How might this work in practice? In the 2012 budget, the cyclically-adjusted current balance in 2011-12 was put at -4.6% of GDP, and cyclically-adjusted net borrowing at 6.4% of GDP. A reasonable plan might be to reduce borrowing by an average of 1.0% of GDP a year over the next six years (and by a further 0.4% in a seventh year).
Over this period, the cyclically-adjusted current balance would be transformed into a 2.0% surplus, so net investment spending – the difference between the two – never fell below 2% of GDP. But, in any year when the OBR is forecasting growth of less than 1½%, the pace of deficit reduction would be reduced; and in any year when it was forecasting growth of more than 3%, the pace would be accelerated.
Given the poor economic outlook for 2013 (the current consensus forecast is for growth of 1%), now would be a time when the chancellor could be scaling back his deficit reduction plans. This should be done in a way that is clearly temporary – such as a one-off injection of infrastructure spending or a temporary tax cut.
Calculations by the OBR suggest infrastructure spending is the best way to boost the economy in the terms of the boost to GDP for every £1 of spending. And tax cuts – in the form of a cut in the equivalent of employee National Insurance contributions – have been effective in supporting consumer demand, and thus GDP, growth in the United States.
What about the debt target? This should be dropped. There is no logic for having a target for just one year and real danger in having a target for the actual, as opposed to cyclically-adjusted, debt ratio. As we are seeing now, the implication is that if growth threatens to be weak in the run-up to 2015-16, pushing up borrowing to the point debt is expected to increase in that year, the chancellor has to either admit to missing the target or to cut spending, or raise taxes, despite economic weakness.
The projected peak in the debt ratio of 76.3% in 2014-15 looks large only in the context of recent experience. In the longer sweep of history there have been long periods when debt in the UK has been well over 100% of GDP. Ultimately, there will come a time when the debt ratio can be put on a downward path, so as to create room for an easing of policy in a future downturn, but that time is when the economic recovery is firmly established. This could be achieved, for example, by maintaining a level for cyclically-adjusted borrowing of close to zero once it has been brought down to this level.

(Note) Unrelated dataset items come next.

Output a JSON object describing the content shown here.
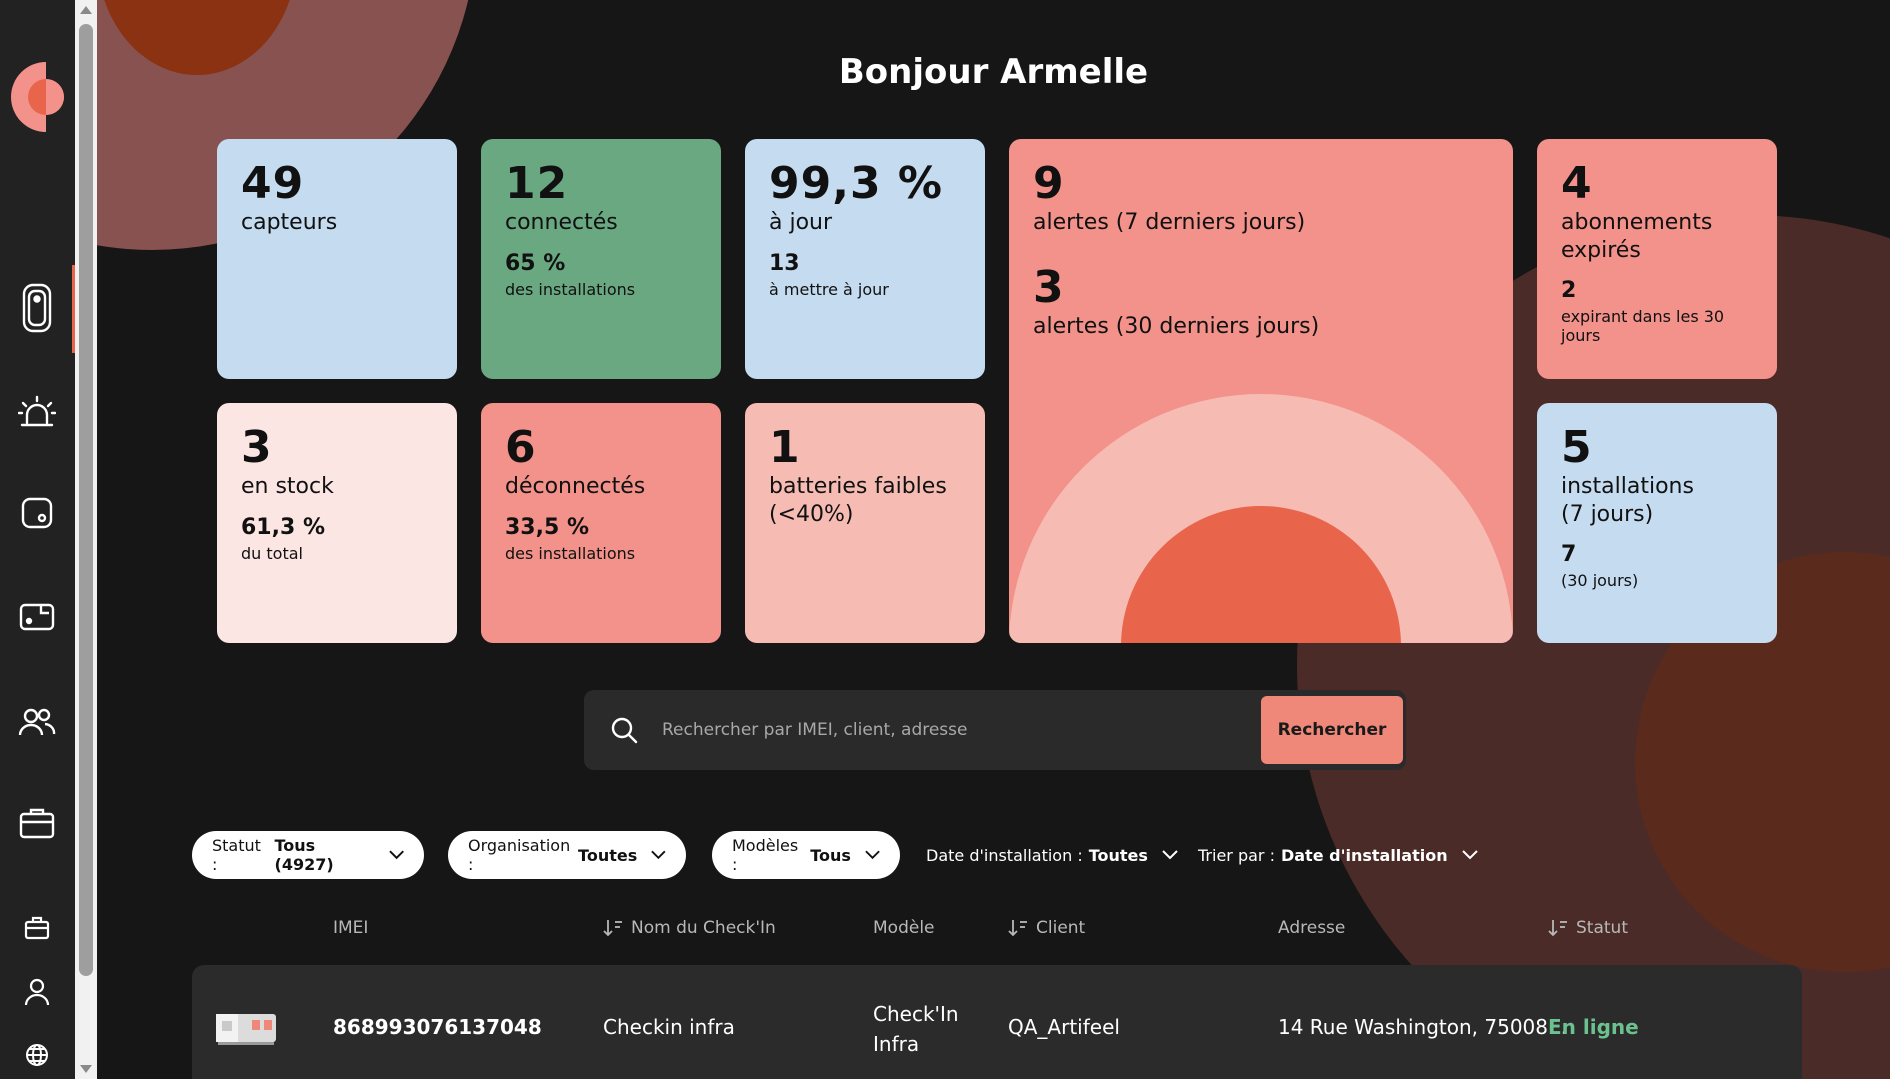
{
  "greeting": "Bonjour Armelle",
  "colors": {
    "accent": "#e8644a",
    "salmon": "#f2928a",
    "light_blue": "#c5dbf0",
    "green": "#6aa882",
    "pink_light": "#fbe6e4",
    "pink_mid": "#f6bcb4",
    "online": "#6cc28e"
  },
  "sidebar": {
    "items": [
      {
        "icon": "device-icon"
      },
      {
        "icon": "alarm-icon"
      },
      {
        "icon": "sensor-square-icon"
      },
      {
        "icon": "wallet-device-icon"
      },
      {
        "icon": "users-icon"
      },
      {
        "icon": "briefcase-icon"
      },
      {
        "icon": "small-briefcase-icon"
      },
      {
        "icon": "user-icon"
      },
      {
        "icon": "globe-icon"
      }
    ]
  },
  "stats": {
    "capteurs": {
      "value": "49",
      "label": "capteurs"
    },
    "connectes": {
      "value": "12",
      "label": "connectés",
      "sub_value": "65 %",
      "sub_label": "des installations"
    },
    "a_jour": {
      "value": "99,3 %",
      "label": "à jour",
      "sub_value": "13",
      "sub_label": "à mettre à jour"
    },
    "alertes": {
      "value7": "9",
      "label7": "alertes (7 derniers jours)",
      "value30": "3",
      "label30": "alertes (30 derniers jours)"
    },
    "abonnements": {
      "value": "4",
      "label": "abonnements expirés",
      "sub_value": "2",
      "sub_label": "expirant dans les 30 jours"
    },
    "stock": {
      "value": "3",
      "label": "en stock",
      "sub_value": "61,3 %",
      "sub_label": "du total"
    },
    "deconnectes": {
      "value": "6",
      "label": "déconnectés",
      "sub_value": "33,5 %",
      "sub_label": "des installations"
    },
    "batteries": {
      "value": "1",
      "label": "batteries faibles (<40%)"
    },
    "installations": {
      "value": "5",
      "label": "installations (7 jours)",
      "sub_value": "7",
      "sub_label": "(30 jours)"
    }
  },
  "search": {
    "placeholder": "Rechercher par IMEI, client, adresse",
    "button_label": "Rechercher"
  },
  "filters": {
    "statut": {
      "label": "Statut :",
      "value": "Tous (4927)"
    },
    "organisation": {
      "label": "Organisation :",
      "value": "Toutes"
    },
    "modeles": {
      "label": "Modèles :",
      "value": "Tous"
    },
    "date_installation": {
      "label": "Date d'installation :",
      "value": "Toutes"
    },
    "trier_par": {
      "label": "Trier par :",
      "value": "Date d'installation"
    }
  },
  "table": {
    "headers": {
      "imei": "IMEI",
      "nom": "Nom du Check'In",
      "modele": "Modèle",
      "client": "Client",
      "adresse": "Adresse",
      "statut": "Statut"
    },
    "rows": [
      {
        "imei": "868993076137048",
        "nom": "Checkin infra",
        "modele_line1": "Check'In",
        "modele_line2": "Infra",
        "client": "QA_Artifeel",
        "adresse": "14 Rue Washington, 75008...",
        "statut": "En ligne"
      }
    ]
  }
}
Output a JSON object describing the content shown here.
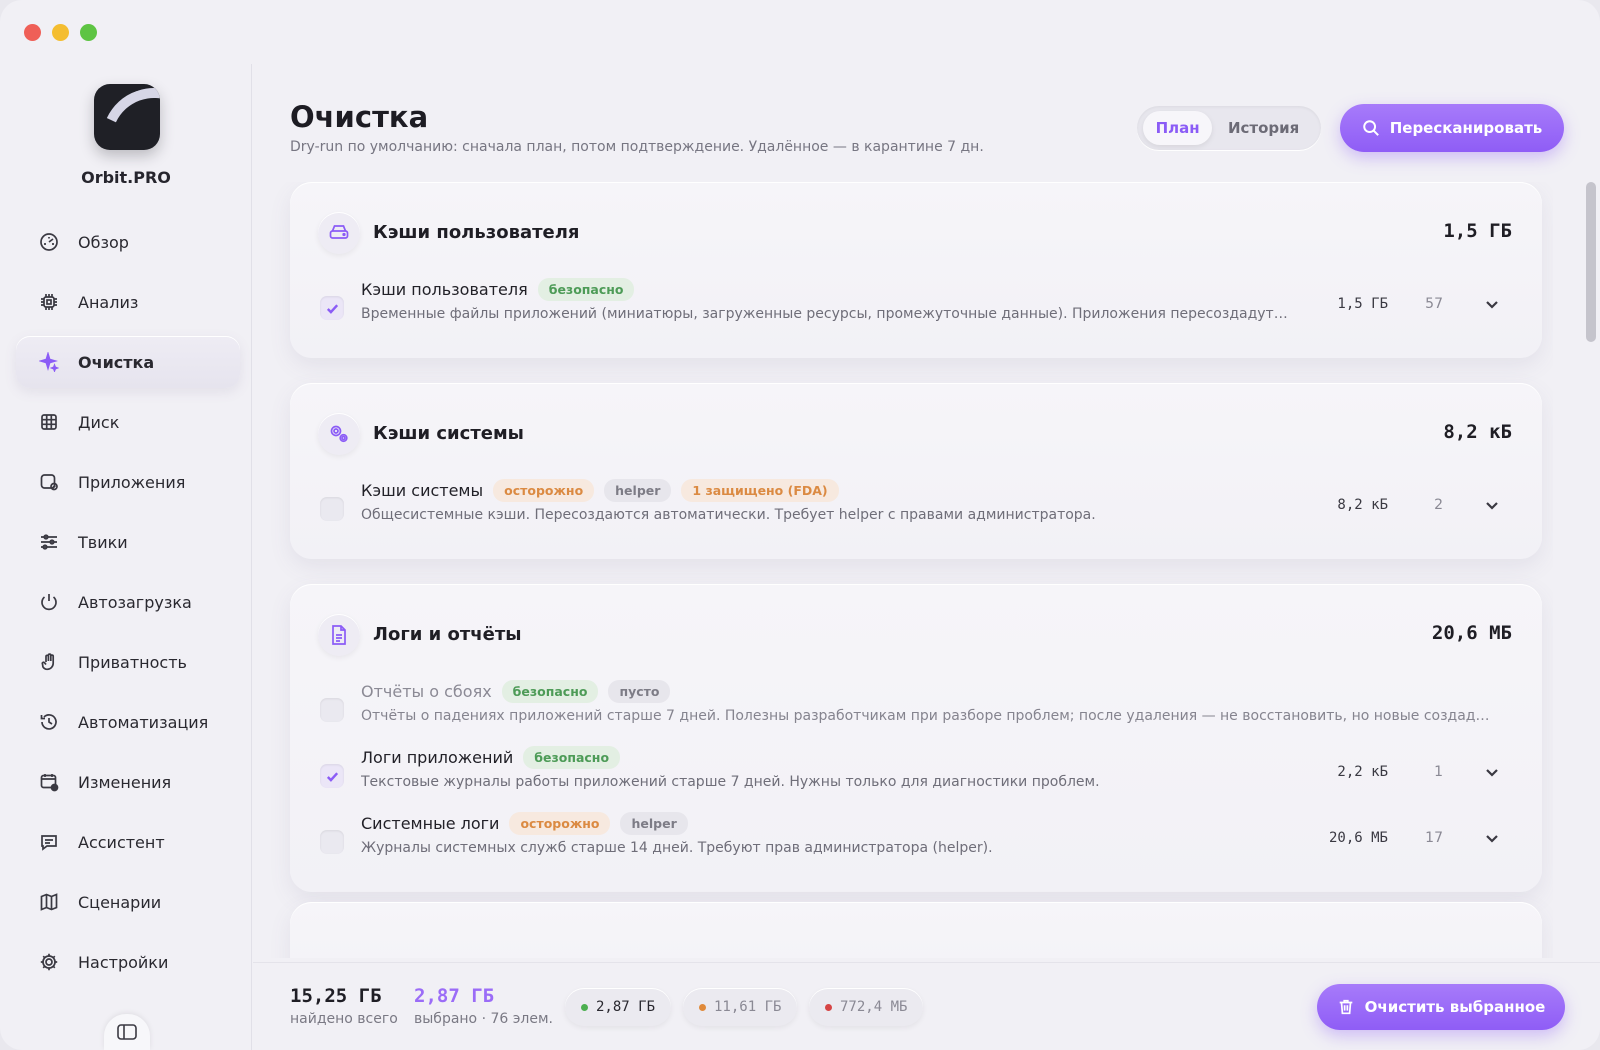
{
  "app": {
    "name": "Orbit.PRO"
  },
  "nav": [
    {
      "label": "Обзор",
      "icon": "gauge-icon",
      "active": false
    },
    {
      "label": "Анализ",
      "icon": "chip-icon",
      "active": false
    },
    {
      "label": "Очистка",
      "icon": "sparkle-icon",
      "active": true
    },
    {
      "label": "Диск",
      "icon": "grid-icon",
      "active": false
    },
    {
      "label": "Приложения",
      "icon": "app-icon",
      "active": false
    },
    {
      "label": "Твики",
      "icon": "sliders-icon",
      "active": false
    },
    {
      "label": "Автозагрузка",
      "icon": "power-icon",
      "active": false
    },
    {
      "label": "Приватность",
      "icon": "hand-icon",
      "active": false
    },
    {
      "label": "Автоматизация",
      "icon": "history-icon",
      "active": false
    },
    {
      "label": "Изменения",
      "icon": "calendar-icon",
      "active": false
    },
    {
      "label": "Ассистент",
      "icon": "chat-icon",
      "active": false
    },
    {
      "label": "Сценарии",
      "icon": "map-icon",
      "active": false
    },
    {
      "label": "Настройки",
      "icon": "gear-icon",
      "active": false
    }
  ],
  "header": {
    "title": "Очистка",
    "subtitle": "Dry-run по умолчанию: сначала план, потом подтверждение. Удалённое — в карантине 7 дн.",
    "tabs": [
      "План",
      "История"
    ],
    "active_tab": "План",
    "rescan_label": "Пересканировать"
  },
  "cards": [
    {
      "title": "Кэши пользователя",
      "size": "1,5 ГБ",
      "icon": "drive-icon",
      "rows": [
        {
          "title": "Кэши пользователя",
          "checked": true,
          "dim": false,
          "badges": [
            {
              "text": "безопасно",
              "kind": "safe"
            }
          ],
          "desc": "Временные файлы приложений (миниатюры, загруженные ресурсы, промежуточные данные). Приложения пересоздадут их пр...",
          "size": "1,5 ГБ",
          "count": "57"
        }
      ]
    },
    {
      "title": "Кэши системы",
      "size": "8,2 кБ",
      "icon": "gears-icon",
      "rows": [
        {
          "title": "Кэши системы",
          "checked": false,
          "dim": false,
          "badges": [
            {
              "text": "осторожно",
              "kind": "warn"
            },
            {
              "text": "helper",
              "kind": "grey"
            },
            {
              "text": "1 защищено (FDA)",
              "kind": "warn"
            }
          ],
          "desc": "Общесистемные кэши. Пересоздаются автоматически. Требует helper с правами администратора.",
          "size": "8,2 кБ",
          "count": "2"
        }
      ]
    },
    {
      "title": "Логи и отчёты",
      "size": "20,6 МБ",
      "icon": "document-icon",
      "rows": [
        {
          "title": "Отчёты о сбоях",
          "checked": false,
          "dim": true,
          "badges": [
            {
              "text": "безопасно",
              "kind": "safe"
            },
            {
              "text": "пусто",
              "kind": "grey"
            }
          ],
          "desc": "Отчёты о падениях приложений старше 7 дней. Полезны разработчикам при разборе проблем; после удаления — не восстановить, но новые создадутся п...",
          "size": "",
          "count": ""
        },
        {
          "title": "Логи приложений",
          "checked": true,
          "dim": false,
          "badges": [
            {
              "text": "безопасно",
              "kind": "safe"
            }
          ],
          "desc": "Текстовые журналы работы приложений старше 7 дней. Нужны только для диагностики проблем.",
          "size": "2,2 кБ",
          "count": "1"
        },
        {
          "title": "Системные логи",
          "checked": false,
          "dim": false,
          "badges": [
            {
              "text": "осторожно",
              "kind": "warn"
            },
            {
              "text": "helper",
              "kind": "grey"
            }
          ],
          "desc": "Журналы системных служб старше 14 дней. Требуют прав администратора (helper).",
          "size": "20,6 МБ",
          "count": "17"
        }
      ]
    }
  ],
  "footer": {
    "found_value": "15,25 ГБ",
    "found_label": "найдено всего",
    "selected_value": "2,87 ГБ",
    "selected_label": "выбрано · 76 элем.",
    "pills": [
      {
        "value": "2,87 ГБ",
        "color": "#4caf50",
        "muted": false
      },
      {
        "value": "11,61 ГБ",
        "color": "#e08a3a",
        "muted": true
      },
      {
        "value": "772,4 МБ",
        "color": "#d64545",
        "muted": true
      }
    ],
    "clear_label": "Очистить выбранное"
  }
}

That, though, is to try to determine what the appropriate fiscal rule should be at the end of the decade. For now, the priority is to have a better fiscal rule for the rest of this parliament. Ironically, for a chancellor who puts great store by the credibility of fiscal policy, the current rules seem designed to give little certainty to financial markets. A better policy would be to aim to eliminate government borrowing on a seven-year horizon, but to allow the pace of deficit reduction to vary in a pre-determined way according to the strength, or weakness, of the economy.